The move is in protest of the Senate’s abrupt adjournment on Friday, where it passed Senate Bill 54 with a glaring constitutional problem and adjourned. The Senate adjournment allowed the conservative chamber to avoid taking up Gov. Bill Walker’s proposed wages tax (even though the tax was written to appeal to the anti-income tax Senate) and go home.
House Speaker Bryce Edgmon said in a prepared statement that staying in session is an attempt to make progress on both the revenue bill and to fix the destined-for-litigation crime bill, though he recognized it’s a long shot.
“We want to keep the door open for the Senate to return to finish work on a flawed crime bill and to take action on the fiscal challenges facing Alaska,” he said. “I know the odds are slim that the Senate will return to Juneau, but we owe it to Alaskans to give our best effort until the very end. That’s what we intend to do.”
The Senate will be forced back to Juneau on Tuesday because of a legislative rule that keeps the session alive when one chamber is still in session, but nothing prevents the body from simply adjourning a second time. The 30-day special session is set to expire on Monday, Nov. 21.
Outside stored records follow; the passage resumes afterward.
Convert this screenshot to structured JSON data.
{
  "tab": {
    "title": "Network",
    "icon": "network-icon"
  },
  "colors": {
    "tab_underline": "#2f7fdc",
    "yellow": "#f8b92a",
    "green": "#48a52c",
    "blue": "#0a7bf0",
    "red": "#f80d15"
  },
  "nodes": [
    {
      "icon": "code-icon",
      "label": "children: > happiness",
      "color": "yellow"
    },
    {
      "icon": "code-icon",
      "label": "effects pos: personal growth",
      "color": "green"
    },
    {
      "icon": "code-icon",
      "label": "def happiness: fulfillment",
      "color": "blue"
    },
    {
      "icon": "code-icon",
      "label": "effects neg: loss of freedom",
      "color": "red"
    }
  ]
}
The House seemed to signal that a series of technical sessions to keep the session alive will come at little to no cost for the state, saying “The local Juneau delegation will preside over the House in the coming days. This will allow the House to realize significant savings on travel, per diem, and other costs.” But a Monday floor session had more than a dozen representatives in attendance, though many of those legislators were there to pack up before heading home for a final time.
The representatives that were present at Monday’s floor session include: Drummond, Eastman, Fansler, Foster, Gara, Grenn, Johnson, Kito, Millett, Ortiz, Parish, Seaton, Spohnholz, Stutes, Thompson and Edgmon.
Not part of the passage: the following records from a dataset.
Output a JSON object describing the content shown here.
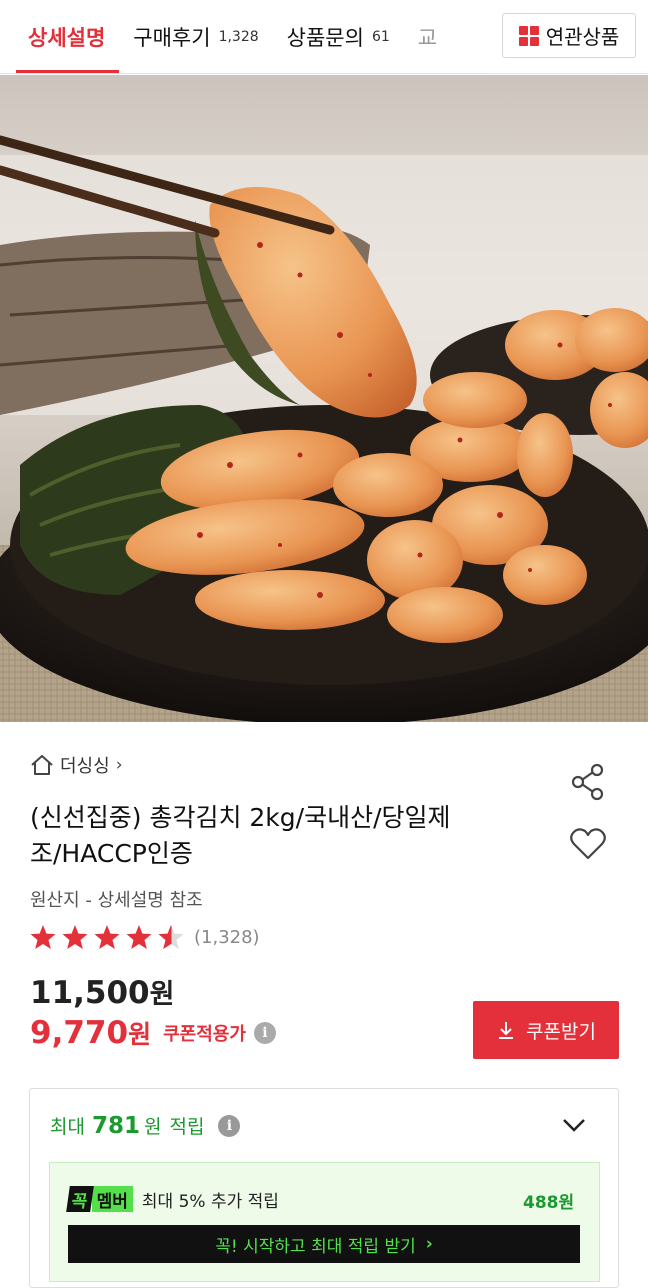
{
  "tabs": {
    "detail": "상세설명",
    "reviews": "구매후기",
    "reviews_count": "1,328",
    "qna": "상품문의",
    "qna_count": "61",
    "exchange_partial": "교",
    "related": "연관상품"
  },
  "product": {
    "brand": "더싱싱",
    "brand_chevron": "›",
    "title": "(신선집중) 총각김치 2kg/국내산/당일제조/HACCP인증",
    "origin": "원산지 - 상세설명 참조",
    "rating": 4.5,
    "rating_count": "(1,328)",
    "original_price": "11,500",
    "sale_price": "9,770",
    "currency": "원",
    "coupon_applied_label": "쿠폰적용가",
    "coupon_button": "쿠폰받기",
    "info_glyph": "i"
  },
  "reward": {
    "prefix": "최대",
    "amount": "781",
    "unit": "원",
    "suffix": "적립",
    "member_badge_a": "꼭",
    "member_badge_b": "멤버",
    "member_text": "최대 5% 추가 적립",
    "member_amount": "488원",
    "cta": "꼭! 시작하고 최대 적립 받기",
    "cta_arrow": "›"
  },
  "colors": {
    "accent": "#e3303a",
    "green": "#1b9a2f",
    "member_green": "#53e04a"
  }
}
Edgmon said the full House will be called back if the Senate decides to return in any meaningful way, which we don’t count on.
Taken together, the Senate’s adjournment and the House’s refusal to leave makes for an lame, fizzling end of the special session. The state’s budget situation remains just as worrisome as it’s been and Legislature’s fix to crime is has a glaring constitutional problem that will likely undercut its impact.